HealthLawProf Blog

Editor: Katharine Van Tassel
Case Western Reserve University School of Law

Thursday, September 7, 2023

Trans Sex Equality Rights After Dobbs

Marc Spindelman (Ohio State University), Trans Sex Equality Rights After Dobbs, 172 U. Pa. L. Rev. (2023):

In L.W. v. Skrmetti, a divided Sixth Circuit panel gave Tennessee the green light to start enforcing its ban on gender-affirming care for transgender youth. Central to that decision, since extended to cover a companion case, was the panel’s distinctive vision of what Dobbs v. Jackson Women’s Health Organization means for trans people’s constitutional sex equality rights. This brief essay examines that vision and explains why it’s deficient in the face of Dobbs’ insistent promises that it’s a ruling limited to abortion rights.
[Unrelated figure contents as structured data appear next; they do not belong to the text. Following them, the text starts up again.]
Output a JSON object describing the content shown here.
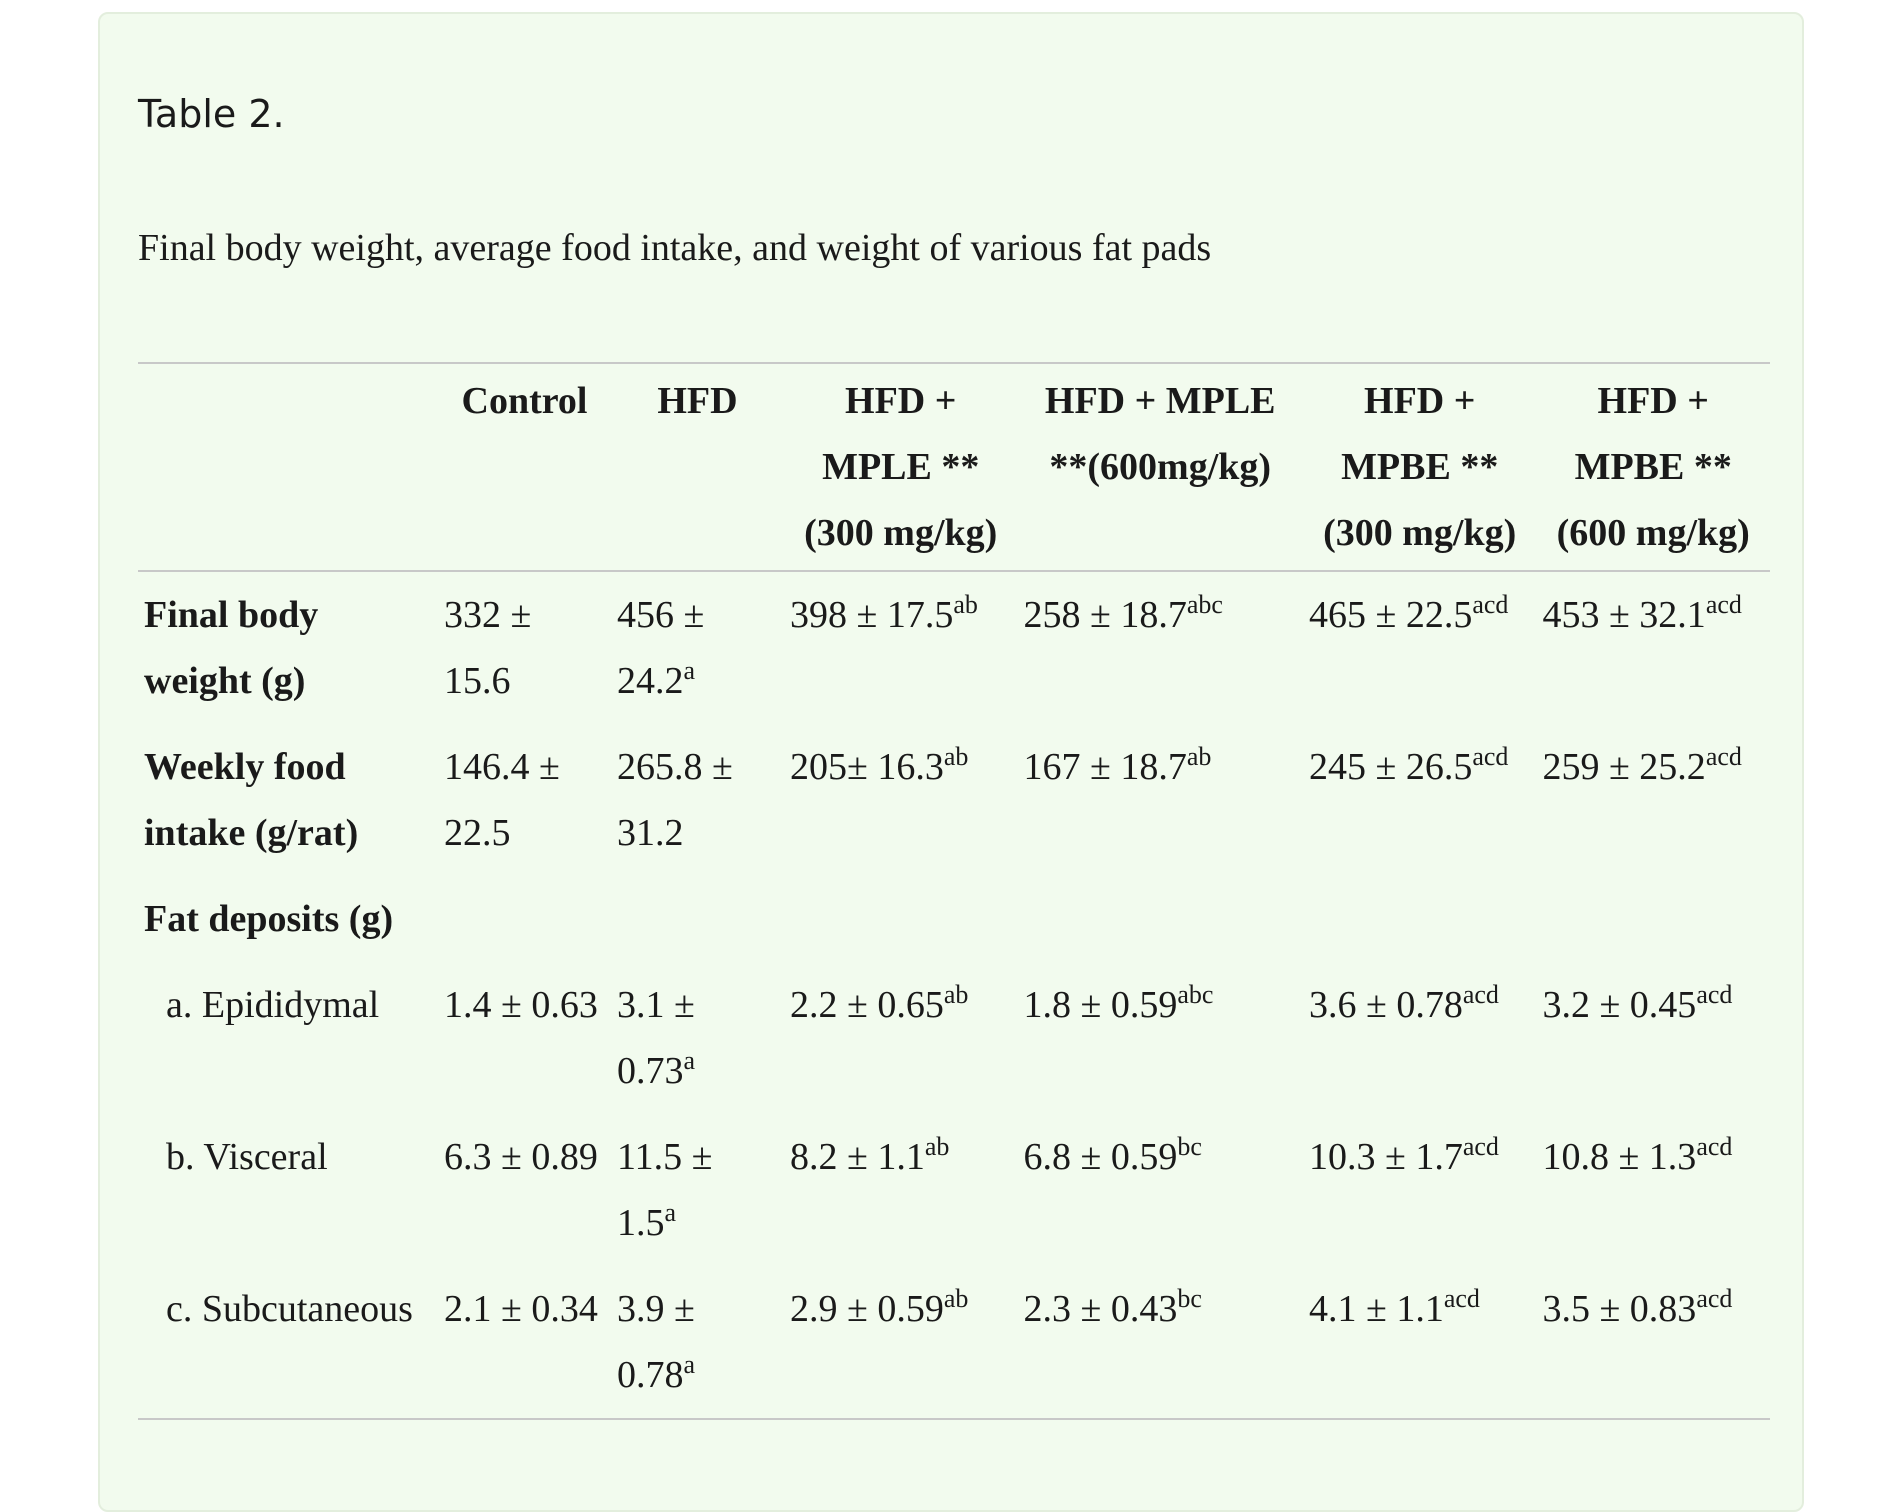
{
  "table_label": "Table 2.",
  "caption": "Final body weight, average food intake, and weight of various fat pads",
  "columns": [
    "",
    "Control",
    "HFD",
    "HFD + MPLE ** (300 mg/kg)",
    "HFD + MPLE **(600mg/kg)",
    "HFD + MPBE ** (300 mg/kg)",
    "HFD + MPBE ** (600 mg/kg)"
  ],
  "rows": [
    {
      "label": "Final body weight (g)",
      "cells": [
        {
          "value": "332 ± 15.6",
          "sup": ""
        },
        {
          "value": "456 ± 24.2",
          "sup": "a"
        },
        {
          "value": "398 ± 17.5",
          "sup": "ab"
        },
        {
          "value": "258 ± 18.7",
          "sup": "abc"
        },
        {
          "value": "465 ± 22.5",
          "sup": "acd"
        },
        {
          "value": "453 ± 32.1",
          "sup": "acd"
        }
      ]
    },
    {
      "label": "Weekly food intake (g/rat)",
      "cells": [
        {
          "value": "146.4 ± 22.5",
          "sup": ""
        },
        {
          "value": "265.8 ± 31.2",
          "sup": ""
        },
        {
          "value": "205± 16.3",
          "sup": "ab"
        },
        {
          "value": "167 ± 18.7",
          "sup": "ab"
        },
        {
          "value": "245 ± 26.5",
          "sup": "acd"
        },
        {
          "value": "259 ± 25.2",
          "sup": "acd"
        }
      ]
    },
    {
      "label": "Fat deposits (g)",
      "cells": []
    },
    {
      "label": "a. Epididymal",
      "cells": [
        {
          "value": "1.4 ± 0.63",
          "sup": ""
        },
        {
          "value": "3.1 ± 0.73",
          "sup": "a"
        },
        {
          "value": "2.2 ± 0.65",
          "sup": "ab"
        },
        {
          "value": "1.8 ± 0.59",
          "sup": "abc"
        },
        {
          "value": "3.6 ± 0.78",
          "sup": "acd"
        },
        {
          "value": "3.2 ± 0.45",
          "sup": "acd"
        }
      ]
    },
    {
      "label": "b. Visceral",
      "cells": [
        {
          "value": "6.3 ± 0.89",
          "sup": ""
        },
        {
          "value": "11.5 ± 1.5",
          "sup": "a"
        },
        {
          "value": "8.2 ± 1.1",
          "sup": "ab"
        },
        {
          "value": "6.8 ± 0.59",
          "sup": "bc"
        },
        {
          "value": "10.3 ± 1.7",
          "sup": "acd"
        },
        {
          "value": "10.8 ± 1.3",
          "sup": "acd"
        }
      ]
    },
    {
      "label": "c. Subcutaneous",
      "cells": [
        {
          "value": "2.1 ± 0.34",
          "sup": ""
        },
        {
          "value": "3.9 ± 0.78",
          "sup": "a"
        },
        {
          "value": "2.9 ± 0.59",
          "sup": "ab"
        },
        {
          "value": "2.3 ± 0.43",
          "sup": "bc"
        },
        {
          "value": "4.1 ± 1.1",
          "sup": "acd"
        },
        {
          "value": "3.5 ± 0.83",
          "sup": "acd"
        }
      ]
    }
  ]
}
By its own terms, Dobbs announces no authoritative deviation from established legal protections for other constitutional rights, including LGBTQIA+ peoples’ rights, and, more specifically, trans people’s sex equality rights. Beyond being duty-bound to follow Dobbs’ promises—emphasizing abortion’s uniqueness as key to Dobbs’ self-limitations—lower courts should affirm Dobbs’ line-drawing as an exercise seeking to preserve the Court’s institutional legitimacy and the American public’s faith in the rule of law. Dobbs effectively instructs it’s up to the Supreme Court—not lower courts—to decide whether to honor or abandon Dobbs’ promises, including in the Fourteenth Amendment sex equality setting involving trans sex equality rights.